Выбрать главу

 Степа и вовсе смолк. От табачища хоть топор в хате вешай. Сыч сычом - надулся и молчит, молчит. Анастасия подумала: не тронулся ли? А тут и другое горе навалилось горькое, страшное. В доме учительницы, очкастой и рыжей Любови Николаевны, нашли в подполе красноармейца. Страхи Божьи! Ее сильничали, сильничали, измордовали вконец и на воротах повесили, а красноармейца облили бензином и спалили тут же, на базу.

 Анастасия как-то принесла иконку. Помолилась шепотком, кресты отбилаи иконку спрятала.

 - Что ж прячешь, мама? - спросил Степан.

 - От геха подальше, Степа. И от немца ховаю, и от наших тож, - ответила Анастасия сыну, а он грустно так, медленно ей в ответ.

 - Если б иконы не прятали и церкви не рушили, могет, и беды не было бы.

 Удивилась Анастасия словам Степана,долго-долго на него посмотрела, но ничего не ответила. Каким-то другим он стал, а каким - не уловить, не понять.

 Дотекли слезы до Бога, и молитвы он услышал бабьи, забластило на берегах Дона - прогнали немца взашей, танками подавили, пушками разорвали. А наши пришли и сыскали сук продажных. От станичников штыками обороняли, чтоб по приговору их повесить на том же майдане. Расходились люди молча от места казни - бабы крестились, мужики за табачным дымом глаза прятали. Ни к какой смерти не привыкает сердце человеческое. Не бывает она праведной или неправедной.

 Анастасия тоже ходила на майдан, а пришла домой - и бух на колени перед заветной иконкой.

 - Прими, Господи, их души грешные, рассуди, Всемилостивый, по своему Божьему разумению, - шептала она и крестилась в полутемном углу хатенки.

 А Степа молчал. Курил и молчал. Не видно его в полумраке, только рубаха белеет пятном да скрип кашля из угла.

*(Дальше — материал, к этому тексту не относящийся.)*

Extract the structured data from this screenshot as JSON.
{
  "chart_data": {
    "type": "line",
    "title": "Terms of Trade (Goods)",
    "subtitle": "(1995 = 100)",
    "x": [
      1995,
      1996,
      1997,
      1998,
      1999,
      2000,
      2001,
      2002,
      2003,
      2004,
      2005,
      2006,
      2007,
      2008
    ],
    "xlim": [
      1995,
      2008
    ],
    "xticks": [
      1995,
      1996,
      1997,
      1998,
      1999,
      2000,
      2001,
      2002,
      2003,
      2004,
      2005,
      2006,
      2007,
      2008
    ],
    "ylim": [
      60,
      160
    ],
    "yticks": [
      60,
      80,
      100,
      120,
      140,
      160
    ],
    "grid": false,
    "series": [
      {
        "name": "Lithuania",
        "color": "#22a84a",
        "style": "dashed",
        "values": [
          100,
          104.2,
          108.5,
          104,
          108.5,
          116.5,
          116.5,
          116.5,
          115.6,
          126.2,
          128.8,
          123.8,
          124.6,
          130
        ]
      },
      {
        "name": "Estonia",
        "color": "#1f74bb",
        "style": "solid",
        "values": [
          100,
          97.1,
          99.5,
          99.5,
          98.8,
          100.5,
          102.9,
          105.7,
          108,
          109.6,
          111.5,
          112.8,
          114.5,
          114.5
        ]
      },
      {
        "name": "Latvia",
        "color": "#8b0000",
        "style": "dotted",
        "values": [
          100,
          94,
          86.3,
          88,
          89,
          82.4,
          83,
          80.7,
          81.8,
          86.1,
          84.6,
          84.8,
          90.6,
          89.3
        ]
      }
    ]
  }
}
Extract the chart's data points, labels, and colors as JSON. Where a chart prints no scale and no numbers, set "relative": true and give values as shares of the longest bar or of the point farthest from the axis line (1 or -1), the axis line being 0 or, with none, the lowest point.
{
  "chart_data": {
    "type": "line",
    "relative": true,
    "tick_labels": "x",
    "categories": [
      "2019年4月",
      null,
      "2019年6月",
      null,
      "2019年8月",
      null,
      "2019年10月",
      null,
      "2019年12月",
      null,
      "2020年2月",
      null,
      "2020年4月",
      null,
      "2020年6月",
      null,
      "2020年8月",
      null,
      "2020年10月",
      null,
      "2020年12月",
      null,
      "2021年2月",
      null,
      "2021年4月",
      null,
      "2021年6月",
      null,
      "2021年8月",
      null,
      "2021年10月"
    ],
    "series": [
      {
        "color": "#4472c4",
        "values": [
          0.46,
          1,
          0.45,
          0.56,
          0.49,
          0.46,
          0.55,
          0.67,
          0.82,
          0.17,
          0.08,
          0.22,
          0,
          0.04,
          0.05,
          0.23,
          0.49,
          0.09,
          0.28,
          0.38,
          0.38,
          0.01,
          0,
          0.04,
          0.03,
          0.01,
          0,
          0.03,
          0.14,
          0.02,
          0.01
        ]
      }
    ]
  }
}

 А на другой день в станице объявился ПБПК - полевой банно-прачечный комбинат. Армия - не армия: бабы в солдатской амуниции да красноармейцы-доходяги с винтовками. Прям около Степановой хаты разбили они лагерь: палатки, поставили, кухни задымили, веревок понатянули и развесили на просушку белье солдатское, но поболе всего бинтов сушилось. Повадился Степа к солдатам на перекур, а через день-два стал помогать у котлов или вообще что попросят сделать - все ж одни бабы, а он хоть и худосочный, а мужик. Вечером вернется и сидит сиднем на приступке, молчит, о чем-то думает.

 Гнали ворога с родной земли, били нещадно за их зверство и честь поруганную, ах как били, и фронт катился на Запад. Засобирались и прачки со своими котлами вслед за войском. Совсем Степа почернел лицом. Анастасии в голову дума втемяшилась: "А могет, кто из баб-прачек Степе и приглянулся, а могет, он кому из них глянулся?"

 Как-то вечером он только на приступок присел, она к нему:

 - Ой, лихо какое! Шо бабы гутарят. Лихо! Лихо!

 - Что ты, мама? - спросил Степан.

- Помнишь Клавку Бакланову? За церквой живет.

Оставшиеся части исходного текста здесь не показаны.